Moers: Bergbauschäden: Stadtkirche zu
VON CHRISTIAN SCHROEDER - zuletzt aktualisiert: 21.02.2011 - 12:10Moers (RPO). Von März bis in den Herbst hinein muss die evangelische Kirche aufwändig und kostspielig saniert werden. Wo die Risse herkommen, ist unklar. Begleitet werden soll das Bauvorhaben mit dem Slogan "Stadtkirche stützen".
Es sieht nicht gut aus im Bereich des Haupteingangs. Die Risse in der verputzten Wand werden immer größer. "Und der Boden unter uns hier im Eingangsbereich sackt ab", sagt Pastor Torsten Maes. Richtiggehende Mulden sind im Steinboden entstanden. Lange Risse im Mauerwerk sind auch an anderen Stellen zu sehen – innen und außen. Nachdem die Stadtkirche in den 1970er Jahren renoviert worden war, ist sie nun grundlegend renovierungsbedürftig. "Das Kirchenschiff sackt im Bereich des Turms langsam ab", erklärt Pastor Maes. Nachdem Fachingenieure die Lage begutachtet haben, beschloss das Presbyterium, die Stadtkirche bis zum Herbst zu schließen und zu sanieren.
Konfirmationen in St. Josef
Die Veranstaltungen, die sonst in der Kirche stattfinden, müssen an anderer Orte ausweichen. Hochzeiten (bis zum Herbst sind es etwa 25) finden nicht nur in evangelischen Nachbargemeinden statt, sondern zum Teil sogar in der katholischen St.-Josef-Kirche. "Sogar unsere beiden Konfirmationen weichen nach dorthin aus", lobt Pfarrer Wolfgang Döring, Vorsitzender des Presbyteriums, den ökumenischen Geist in der Grafenstadt.

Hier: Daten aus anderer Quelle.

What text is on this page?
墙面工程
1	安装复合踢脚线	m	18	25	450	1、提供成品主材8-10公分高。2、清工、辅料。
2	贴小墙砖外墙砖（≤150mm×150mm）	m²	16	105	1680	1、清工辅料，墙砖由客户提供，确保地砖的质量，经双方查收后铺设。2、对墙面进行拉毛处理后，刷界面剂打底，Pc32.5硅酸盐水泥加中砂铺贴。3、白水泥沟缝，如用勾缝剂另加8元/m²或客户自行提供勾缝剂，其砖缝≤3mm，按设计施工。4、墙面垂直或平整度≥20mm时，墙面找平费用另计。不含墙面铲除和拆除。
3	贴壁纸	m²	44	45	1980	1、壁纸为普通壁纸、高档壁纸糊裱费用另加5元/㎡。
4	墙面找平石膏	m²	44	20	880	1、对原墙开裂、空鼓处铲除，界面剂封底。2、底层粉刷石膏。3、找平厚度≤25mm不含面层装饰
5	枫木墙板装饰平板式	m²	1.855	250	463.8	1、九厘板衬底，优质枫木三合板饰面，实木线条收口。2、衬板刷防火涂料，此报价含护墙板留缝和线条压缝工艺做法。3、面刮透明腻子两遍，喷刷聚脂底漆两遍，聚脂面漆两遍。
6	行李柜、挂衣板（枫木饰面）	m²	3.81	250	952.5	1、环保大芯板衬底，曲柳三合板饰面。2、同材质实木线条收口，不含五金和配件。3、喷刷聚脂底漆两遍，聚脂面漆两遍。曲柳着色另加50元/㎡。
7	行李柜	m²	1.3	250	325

Säulen mit Pfählen stützen
Wichtigste Baumaßnahme wird sein, die tragenden Säulen mittels Pfählen zu unterfangen und so für festeres Fundament zu sorgen. Dieser Schritt wird allein 300 000 Euro kosten. Zwei Drittel davon hat die Gemeinde selbst, den Rest bezahlt die Bezirksregierung. Weiterhin müssen die entstandenen Risse repariert, ein neuer Boden verlegt und die Kirche neu angestrichen werden. Zudem will man Akustik und Beleuchtung verbessern. Alles in allem wird dies 1,2 Millionen Euro kosten. Wo das Geld herkommen soll, weiß man noch nicht (siehe "Stadtkirche stützen"). Obgleich die Gemeinde den Verdacht, die Schäden könnten durch den Bergbau entstanden sein, nicht äußert, hat sie mit der Ruhrkohle gesprochen. Die Experten werden die Ursache der Kirchenabsenkungen feststellen. Auch die Denkmalbehörden ist in die Arbeiten involviert sein, da unter der Kirche alte Gräber von möglicherweise archäologischer Bedeutung liegen. Sie werden jedoch nur dokumentieren, nicht sammeln.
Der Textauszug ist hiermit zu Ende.